BY the time you are reading this, I will either be jumping for joy or hopping mad.

For today is the day I find out if my second bid for Olympic tickets has been successful. What a performance this has been!

Several weeks ago, we applied for £500 worth of seats to see a variety of sports: athletics, gymnastics, cycling and diving. We knew we were swimming against the tide in hoping for them all, but thought we’d have a fighting chance of getting some.

Result: nada, not a sausage.

What were the organisers thinking? They run a system where two thirds of the 1.9 million sports lovers who applied for the 5.3 million tickets finished in last place with nothing. There are a total of 7.7 million Olympic 2012 tickets, so where are the other 2.4 million?

Well, the discredited officials at FIFA have walked away with millions of tickets and other freebies. I suppose this is par for the course. These people are obviously more highly valued than the likes of cyclist and Olympic medal winner Bradley Wiggins, who, like us, was left empty handed.

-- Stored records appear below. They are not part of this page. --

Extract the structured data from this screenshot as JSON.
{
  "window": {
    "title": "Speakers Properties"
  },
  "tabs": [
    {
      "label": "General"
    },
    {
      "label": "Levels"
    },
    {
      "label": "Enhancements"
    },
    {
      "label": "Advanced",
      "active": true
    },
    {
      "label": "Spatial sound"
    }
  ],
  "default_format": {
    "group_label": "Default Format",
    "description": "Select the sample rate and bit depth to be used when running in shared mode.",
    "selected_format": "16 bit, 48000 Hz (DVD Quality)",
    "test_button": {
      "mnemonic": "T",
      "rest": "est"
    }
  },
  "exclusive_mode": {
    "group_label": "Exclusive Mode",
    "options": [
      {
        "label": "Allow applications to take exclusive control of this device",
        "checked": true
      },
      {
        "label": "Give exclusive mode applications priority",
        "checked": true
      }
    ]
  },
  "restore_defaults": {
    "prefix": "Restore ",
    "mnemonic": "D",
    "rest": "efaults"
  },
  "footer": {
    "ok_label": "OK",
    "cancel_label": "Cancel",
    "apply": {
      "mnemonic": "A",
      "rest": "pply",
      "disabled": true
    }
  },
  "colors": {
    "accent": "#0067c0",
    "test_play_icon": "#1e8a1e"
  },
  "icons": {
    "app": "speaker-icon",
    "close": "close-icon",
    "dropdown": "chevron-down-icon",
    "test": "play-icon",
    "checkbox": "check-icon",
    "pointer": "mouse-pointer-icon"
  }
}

Twelve years ago we applied for tickets to the Sydney Olympics. We got virtually every ticket we requested – and for a quarter of the price of the London ones. We even had seats for the night Aboriginal sprinter Cathy Freeman won the 400 metres in front of her home crowd – one of the greatest moments in modern Olympics. Unfortunately, we had to cancel due to family illness.

The Olympic organisers are skating on thin ice if they think the sports-loving British public will take this fiasco lying down.

I have decided not to throw in the towel just yet, however, so I set my alarm for 5.30am yesterday to apply for what was left.

If this bid isn’t successful, I’m going to take my bat home. They’ll have to hold the Olympics without me.